The Maximum Possible Number by Binary Concatenation interview question is a bit manipulation and permutation problem. You are given an array of three integers. You need to convert these integers into their binary representations (without leading zeros), concatenate them in any of the 6 possible orders, and find the maximum decimal value that can be formed from these concatenations.
For example, if the numbers are 1, 2, and 3, their binary forms are "1", "10", and "11". Concatenating them as "11" + "10" + "1" gives "11101", which is 29.
This Maximum Possible Number by Binary Concatenation coding problem is used by companies like Amazon and Google to test basic bitwise operations and enumeration. It evaluates whether a candidate can correctly convert numbers to binary, handle string concatenations, and convert back to decimal. Since there are only 3 numbers, the problem also tests if you can recognize that trying all permutations (enumeration) is a perfectly valid and efficient strategy.
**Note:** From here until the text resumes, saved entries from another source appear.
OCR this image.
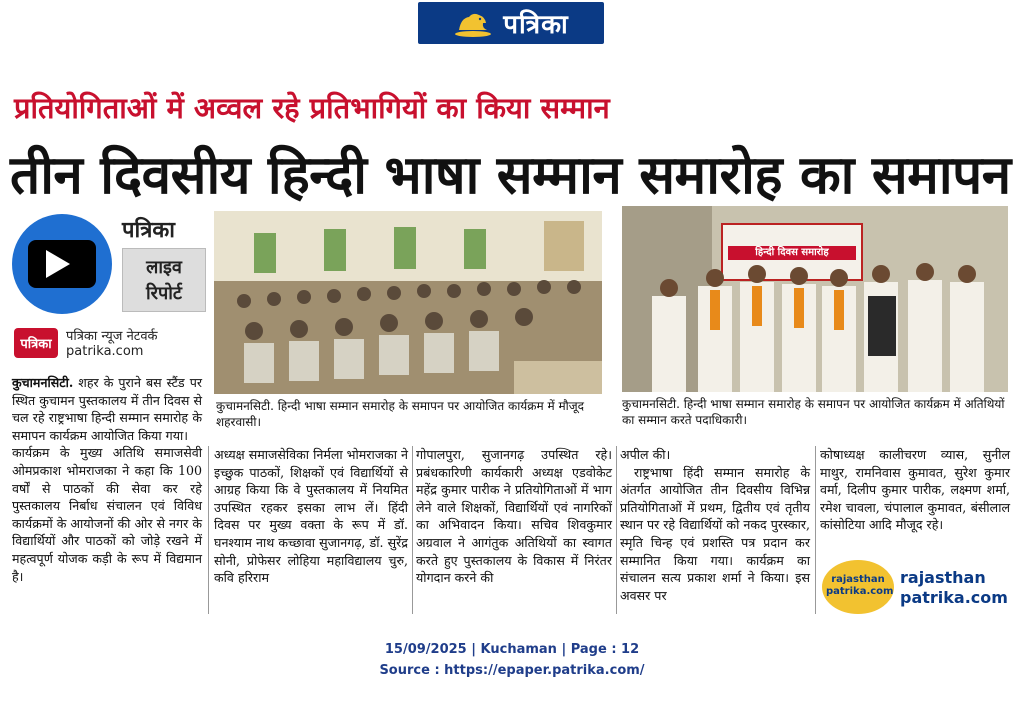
पत्रिका
प्रतियोगिताओं में अव्वल रहे प्रतिभागियों का किया सम्मान
तीन दिवसीय हिन्दी भाषा सम्मान समारोह का समापन
पत्रिका
लाइव
रिपोर्ट
पत्रिका
पत्रिका न्यूज नेटवर्क
patrika.com
कुचामनसिटी. हिन्दी भाषा सम्मान समारोह के समापन पर आयोजित कार्यक्रम में मौजूद शहरवासी।
हिन्दी दिवस समारोह
कुचामनसिटी. हिन्दी भाषा सम्मान समारोह के समापन पर आयोजित कार्यक्रम में अतिथियों का सम्मान करते पदाधिकारी।

कुचामनसिटी. शहर के पुराने बस स्टैंड पर स्थित कुचामन पुस्तकालय में तीन दिवस से चल रहे राष्ट्रभाषा हिन्दी सम्मान समारोह के समापन कार्यक्रम आयोजित किया गया।

कार्यक्रम के मुख्य अतिथि समाजसेवी ओमप्रकाश भोमराजका ने कहा कि 100 वर्षों से पाठकों की सेवा कर रहे पुस्तकालय निर्बाध संचालन एवं विविध कार्यक्रमों के आयोजनों की ओर से नगर के विद्यार्थियों और पाठकों को जोड़े रखने में महत्वपूर्ण योजक कड़ी के रूप में विद्यमान है।

अध्यक्ष समाजसेविका निर्मला भोमराजका ने इच्छुक पाठकों, शिक्षकों एवं विद्यार्थियों से आग्रह किया कि वे पुस्तकालय में नियमित उपस्थित रहकर इसका लाभ लें। हिंदी दिवस पर मुख्य वक्ता के रूप में डॉ. घनश्याम नाथ कच्छावा सुजानगढ़, डॉ. सुरेंद्र सोनी, प्रोफेसर लोहिया महाविद्यालय चुरु, कवि हरिराम

गोपालपुरा, सुजानगढ़ उपस्थित रहे। प्रबंधकारिणी कार्यकारी अध्यक्ष एडवोकेट महेंद्र कुमार पारीक ने प्रतियोगिताओं में भाग लेने वाले शिक्षकों, विद्यार्थियों एवं नागरिकों का अभिवादन किया। सचिव शिवकुमार अग्रवाल ने आगंतुक अतिथियों का स्वागत करते हुए पुस्तकालय के विकास में निरंतर योगदान करने की

अपील की।

राष्ट्रभाषा हिंदी सम्मान समारोह के अंतर्गत आयोजित तीन दिवसीय विभिन्न प्रतियोगिताओं में प्रथम, द्वितीय एवं तृतीय स्थान पर रहे विद्यार्थियों को नकद पुरस्कार, स्मृति चिन्ह एवं प्रशस्ति पत्र प्रदान कर सम्मानित किया गया। कार्यक्रम का संचालन सत्य प्रकाश शर्मा ने किया। इस अवसर पर

कोषाध्यक्ष कालीचरण व्यास, सुनील माथुर, रामनिवास कुमावत, सुरेश कुमार वर्मा, दिलीप कुमार पारीक, लक्ष्मण शर्मा, रमेश चावला, चंपालाल कुमावत, बंसीलाल कांसोटिया आदि मौजूद रहे।

rajasthan
patrika.com
rajasthan
patrika.com
15/09/2025 | Kuchaman | Page : 12
Source : https://epaper.patrika.com/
The Array, Enumeration, Bit Manipulation interview pattern is the go-to here.
Numbers: [2, 8, 10]
Permutation Example: "1010" + "1000" + "10" = "1010100010" Decimal value: 512 + 128 + 32 + 2 = 674. Another Permutation: "10" + "1000" + "1010" = "1010001010" Decimal value: 512 + 128 + 10 = 650.
The algorithm would check all 6 and find the maximum.
In the Maximum Possible Number by Binary Concatenation coding problem, a common mistake is including leading zeros in the binary representation, which the problem usually forbids. Another error is not trying all permutations, perhaps assuming a greedy sort would work (like in "Largest Number"), but with only 3 elements, brute force is safer and easier. Some candidates might also struggle with the base conversion logic if they don't use built-in language functions.
Get comfortable with your language's built-in functions for binary conversion (like bin() in Python or Integer.toBinaryString() in Java). Also, remember that for a small number of elements (like 3 or 4), explicitly listing permutations or using a simple recursive permutation generator is often better than trying to find a clever mathematical shortcut.